Dari Abu Hurairah radhiyallahu ‘anhu, Rasulullah shallallahu ‘alaihi wa sallam bersabda:
إِنَّ اللَّهَ يُحِبُّ العُطَاسَ، وَيَكْرَهُ التَّثَاؤُبَ، فَإِذَا عَطَسَ فَحَمِدَ اللَّهَ، فَحَقٌّ عَلَى كُلِّ مُسْلِمٍ سَمِعَهُ أَنْ يُشَمِّتَهُ، وَأَمَّا التَّثَاؤُبُ: فَإِنَّمَا هُوَ مِنَ الشَّيْطَانِ، فَلْيَرُدَّهُ مَا اسْتَطَاعَ
”Sesungguhnya Allah menyukai bersin dan membenci menguap. Jika ada di antara kalian yang bersin lalu mengucap hamdalah, maka setiap Muslim yang mendengarnya wajib menjawabnya. Sedangkan menguap sesungguhnya berasal dari setan, maka tahanlah semampunya. Dan bila ia mengatakan ‘haaahh’, maka setan akan tertawa.” (HR. Bukhari No. 6223).

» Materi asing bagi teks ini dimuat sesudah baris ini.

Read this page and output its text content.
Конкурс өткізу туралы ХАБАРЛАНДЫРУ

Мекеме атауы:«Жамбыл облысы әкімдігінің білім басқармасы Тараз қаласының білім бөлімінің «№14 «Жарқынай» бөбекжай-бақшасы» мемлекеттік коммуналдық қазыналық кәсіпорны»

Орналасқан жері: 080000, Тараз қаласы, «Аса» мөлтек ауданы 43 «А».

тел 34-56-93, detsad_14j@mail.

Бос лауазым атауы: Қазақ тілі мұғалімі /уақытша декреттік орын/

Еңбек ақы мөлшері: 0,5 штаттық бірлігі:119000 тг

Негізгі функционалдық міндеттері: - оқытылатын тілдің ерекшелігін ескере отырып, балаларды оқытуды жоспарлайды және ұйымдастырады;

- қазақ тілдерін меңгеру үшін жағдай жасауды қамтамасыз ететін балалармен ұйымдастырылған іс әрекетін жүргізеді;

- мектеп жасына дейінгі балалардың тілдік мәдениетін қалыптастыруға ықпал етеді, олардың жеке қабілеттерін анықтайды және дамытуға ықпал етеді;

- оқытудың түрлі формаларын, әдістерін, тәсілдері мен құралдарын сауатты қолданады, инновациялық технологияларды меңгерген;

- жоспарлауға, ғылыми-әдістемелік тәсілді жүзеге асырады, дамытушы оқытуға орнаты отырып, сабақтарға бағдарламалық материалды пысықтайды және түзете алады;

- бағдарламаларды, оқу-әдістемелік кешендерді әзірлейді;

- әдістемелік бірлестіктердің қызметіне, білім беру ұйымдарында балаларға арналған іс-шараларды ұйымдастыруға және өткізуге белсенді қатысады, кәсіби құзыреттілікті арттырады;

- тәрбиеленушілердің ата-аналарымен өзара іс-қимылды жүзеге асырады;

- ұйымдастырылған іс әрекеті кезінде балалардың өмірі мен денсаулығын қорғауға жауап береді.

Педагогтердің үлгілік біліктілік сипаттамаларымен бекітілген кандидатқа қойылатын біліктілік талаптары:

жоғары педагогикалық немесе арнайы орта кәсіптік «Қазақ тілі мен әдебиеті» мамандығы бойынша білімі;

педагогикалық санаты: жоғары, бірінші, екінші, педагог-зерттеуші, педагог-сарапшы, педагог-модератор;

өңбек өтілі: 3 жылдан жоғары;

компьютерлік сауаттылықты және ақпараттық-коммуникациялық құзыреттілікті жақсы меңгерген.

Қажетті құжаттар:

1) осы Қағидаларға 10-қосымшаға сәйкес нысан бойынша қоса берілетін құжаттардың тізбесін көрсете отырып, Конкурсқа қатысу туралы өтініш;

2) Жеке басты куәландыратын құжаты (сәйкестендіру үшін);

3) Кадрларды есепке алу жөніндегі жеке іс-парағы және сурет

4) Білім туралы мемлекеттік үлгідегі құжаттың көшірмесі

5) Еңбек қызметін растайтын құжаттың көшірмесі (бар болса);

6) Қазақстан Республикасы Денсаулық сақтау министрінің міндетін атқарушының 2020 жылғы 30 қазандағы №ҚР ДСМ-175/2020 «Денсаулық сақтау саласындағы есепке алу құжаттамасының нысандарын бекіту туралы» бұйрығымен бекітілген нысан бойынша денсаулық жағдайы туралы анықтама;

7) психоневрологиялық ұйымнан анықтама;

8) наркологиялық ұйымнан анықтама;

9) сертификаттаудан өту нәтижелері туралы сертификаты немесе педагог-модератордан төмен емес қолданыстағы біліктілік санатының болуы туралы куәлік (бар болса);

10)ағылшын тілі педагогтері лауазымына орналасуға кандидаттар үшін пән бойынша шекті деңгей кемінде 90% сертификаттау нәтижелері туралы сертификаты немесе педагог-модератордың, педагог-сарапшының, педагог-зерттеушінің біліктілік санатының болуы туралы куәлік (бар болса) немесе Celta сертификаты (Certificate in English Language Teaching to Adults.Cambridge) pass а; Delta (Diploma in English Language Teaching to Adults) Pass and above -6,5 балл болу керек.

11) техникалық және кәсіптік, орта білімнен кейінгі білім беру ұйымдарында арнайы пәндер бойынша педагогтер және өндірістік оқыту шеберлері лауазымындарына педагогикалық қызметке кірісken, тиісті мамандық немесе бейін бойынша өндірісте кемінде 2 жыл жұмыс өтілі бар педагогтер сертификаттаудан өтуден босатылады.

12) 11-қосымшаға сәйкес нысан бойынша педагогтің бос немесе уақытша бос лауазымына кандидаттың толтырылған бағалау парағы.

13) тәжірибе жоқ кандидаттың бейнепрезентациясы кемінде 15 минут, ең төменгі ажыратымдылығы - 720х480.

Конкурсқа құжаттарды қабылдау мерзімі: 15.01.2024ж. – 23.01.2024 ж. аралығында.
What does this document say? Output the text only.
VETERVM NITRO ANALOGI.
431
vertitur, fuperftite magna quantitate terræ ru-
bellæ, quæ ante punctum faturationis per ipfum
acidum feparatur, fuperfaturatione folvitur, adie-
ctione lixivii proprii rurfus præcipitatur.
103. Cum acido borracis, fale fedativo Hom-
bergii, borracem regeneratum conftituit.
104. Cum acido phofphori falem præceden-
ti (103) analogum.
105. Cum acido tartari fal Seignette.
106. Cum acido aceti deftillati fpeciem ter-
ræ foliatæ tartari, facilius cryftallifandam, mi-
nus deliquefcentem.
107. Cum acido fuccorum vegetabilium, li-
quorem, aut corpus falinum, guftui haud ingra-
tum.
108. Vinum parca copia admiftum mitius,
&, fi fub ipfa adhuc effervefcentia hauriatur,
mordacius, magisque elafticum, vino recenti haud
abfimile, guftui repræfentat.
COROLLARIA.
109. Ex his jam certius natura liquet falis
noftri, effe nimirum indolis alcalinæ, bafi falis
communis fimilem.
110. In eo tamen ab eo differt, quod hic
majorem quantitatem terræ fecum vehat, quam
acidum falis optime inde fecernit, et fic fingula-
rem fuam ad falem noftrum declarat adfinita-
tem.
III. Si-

Mengapa Allah menyukai bersin dan membenci menguap? Al-Khatthabi mengatakan, sifat suka dan benci terpulang kepada sebabnya. Bersin disebabkan oleh kondisi tubuh yang enteng, terbukanya pori-pori, dan perut yang tidak kenyang. Sebaliknya, menguap terjadi karena kondisi tubuh yang berat akibat konsumsi makanan yang berlebihan dan beraneka ragam. Kondisi yang pertama menjadikan pelakunya bersemangat dalam ibadah, sedangkan kondisi yang kedua sebaliknya.
Adapun menurut kedokteran modern, menguap terjadi karena otak dan tubuh memerlukan oksigen dan nutrisi. Hal ini dipicu menurunnya kinerja sistem pernapasan dalam menyuplai oksigen ke otak dan tubuh. Sama halnya dengan orang yang mengantuk, pingsan, dan sekarat.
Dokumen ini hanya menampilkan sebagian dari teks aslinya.